One Saturday we all drove to a place called Midland located on the southern Georgian Bay area, part of the Greater Lakes, but veering north west of the road to the Northlands. We visited a place called Saint Marie Among the Hurons. This was a settlement built in Ontario’s first European Community, and was the headquarters for the French Jesuit Mission to the Huron Wendat people. In 1639, the Jesuits, along with French lay workers, constructed a fenced community including barracks, a church, workshops, residences, and a sheltered area for Native visitors. The latter information came from the website http://www.saintemarieamongthehurons.on.ca/sm/en/Home/

These were some buildings within the fenced area.

Interior of the 'kitchen/cookhouse' area.

The vegetable garden

This is a beautiful Native American legend about three vegetables used and grown by them.

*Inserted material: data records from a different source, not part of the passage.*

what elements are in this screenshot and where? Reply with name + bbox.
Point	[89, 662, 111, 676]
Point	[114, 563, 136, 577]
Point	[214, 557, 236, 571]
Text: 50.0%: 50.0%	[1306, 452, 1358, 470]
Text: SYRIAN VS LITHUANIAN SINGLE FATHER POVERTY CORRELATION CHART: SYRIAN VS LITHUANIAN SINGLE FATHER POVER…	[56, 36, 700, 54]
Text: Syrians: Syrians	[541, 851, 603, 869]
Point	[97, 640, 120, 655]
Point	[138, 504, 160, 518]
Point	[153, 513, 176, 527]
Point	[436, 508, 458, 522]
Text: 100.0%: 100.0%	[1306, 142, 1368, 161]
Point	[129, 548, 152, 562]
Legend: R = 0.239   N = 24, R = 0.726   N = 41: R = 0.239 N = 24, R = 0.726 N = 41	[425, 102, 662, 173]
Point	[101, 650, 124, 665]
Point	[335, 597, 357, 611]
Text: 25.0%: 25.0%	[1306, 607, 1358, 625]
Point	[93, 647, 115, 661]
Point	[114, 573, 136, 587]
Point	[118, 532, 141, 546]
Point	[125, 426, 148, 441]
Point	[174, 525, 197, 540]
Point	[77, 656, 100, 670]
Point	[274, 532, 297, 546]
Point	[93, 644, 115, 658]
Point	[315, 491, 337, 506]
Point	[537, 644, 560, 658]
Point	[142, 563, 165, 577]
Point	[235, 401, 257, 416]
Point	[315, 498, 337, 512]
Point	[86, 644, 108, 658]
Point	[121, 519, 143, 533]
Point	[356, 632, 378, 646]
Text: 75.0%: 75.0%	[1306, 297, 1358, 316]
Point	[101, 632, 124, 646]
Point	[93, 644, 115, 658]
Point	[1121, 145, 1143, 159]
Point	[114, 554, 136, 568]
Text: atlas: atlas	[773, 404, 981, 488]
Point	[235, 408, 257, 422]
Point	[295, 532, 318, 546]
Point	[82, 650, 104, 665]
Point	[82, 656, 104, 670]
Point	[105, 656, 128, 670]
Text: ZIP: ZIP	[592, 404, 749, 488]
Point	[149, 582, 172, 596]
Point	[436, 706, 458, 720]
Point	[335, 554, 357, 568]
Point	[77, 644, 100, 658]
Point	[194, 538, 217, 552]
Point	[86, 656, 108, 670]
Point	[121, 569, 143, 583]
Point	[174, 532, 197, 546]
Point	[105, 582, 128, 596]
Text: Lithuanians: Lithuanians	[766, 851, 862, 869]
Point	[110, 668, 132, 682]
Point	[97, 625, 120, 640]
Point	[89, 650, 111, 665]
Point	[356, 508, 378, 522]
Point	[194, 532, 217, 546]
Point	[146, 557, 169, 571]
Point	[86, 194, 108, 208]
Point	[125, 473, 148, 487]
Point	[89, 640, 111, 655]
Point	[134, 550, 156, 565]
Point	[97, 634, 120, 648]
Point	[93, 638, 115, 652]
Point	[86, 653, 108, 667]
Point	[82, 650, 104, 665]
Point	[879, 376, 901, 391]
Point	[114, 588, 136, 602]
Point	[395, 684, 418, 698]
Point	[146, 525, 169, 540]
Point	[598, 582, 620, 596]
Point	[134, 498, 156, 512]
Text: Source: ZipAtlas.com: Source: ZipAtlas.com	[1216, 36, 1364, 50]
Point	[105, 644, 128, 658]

"Growing the Three Sisters, corn, beans & squash, is an ancient practice that seems to have originated among the Huron-Wyandot and Mohawk Haudenosaunee (Iroquois) peoples and is now widespread among North American Indian tribes.

The legend of “Three Sisters” originated when a woman of medicine who could no longer bear the fighting among her three daughters asked the Creator to help her find a way to get them to stop. That night she had a dream, and in it each sister was a different seed. The first sister was corn, she grew tall and strong and helped the second sister, bean, by allowing her vines to climb up her stalk. In return, bean gave corn the nutrients she needs to grow. Squash was the third sister and she grew low to the ground, throughout the corn field. Her large leaves helped to keep the weeds under control and the soil moist.

In her dream, the mother planted all of them in one mound in just the way they would have lived at home and told them that in order to grow and thrive, they would need to be different but dependent upon each other. They needed to see that each was special and each had great things to offer on her own and with the others. The next morning while cooking breakfast, she cooked each daughter an egg, but each was different: one hard-boiled, one scrambled, and one over-easy. She told her daughters of her dream and said to them,

“You are like these eggs. Each is still an egg but with different textures and flavors. Each of you has a special place in the world and in my heart.” The daughters started to cry and hugged each other, because now they would celebrate their differences and love one another more because of them. From that day on, Native people have planted the three crops together." http://www.threesistersyoga.com/tales-and-folklore/


Another lovely version of the legend can be seen on the same website.

This is a Huron Wendat wigwam made from bark, reed or thatching and was small and portable. Larger more permanent tipi's were made from animal pelts and wooden poles. The latter was used mainly by the Plains peoples.


A Long House was the basic house type of northern Iroquoian peoples such as the Huron and Iroquois,it sheltered a number of families related through the female line. It was established throughout the Iroquoian area by the 12th century. They were 8 m wide but of the length varied. There were sleeping structures along the length of the walls at about chest height, a level where the smoke from the communal fires settled just above. This meant that the area beneath where the smoke settled was a safe area for people to operate and sleep, and not become asphyxiated by the smoke. We noticed this as we entered the Long House at Saint Marie Among the Hurons (see photo below).


For more information please go to the following link http://www.thecanadianencyclopedia.ca/en/article/longhouse/

This was such an interesting place and we learnt much about the culture of the Wendat peoples which we loved.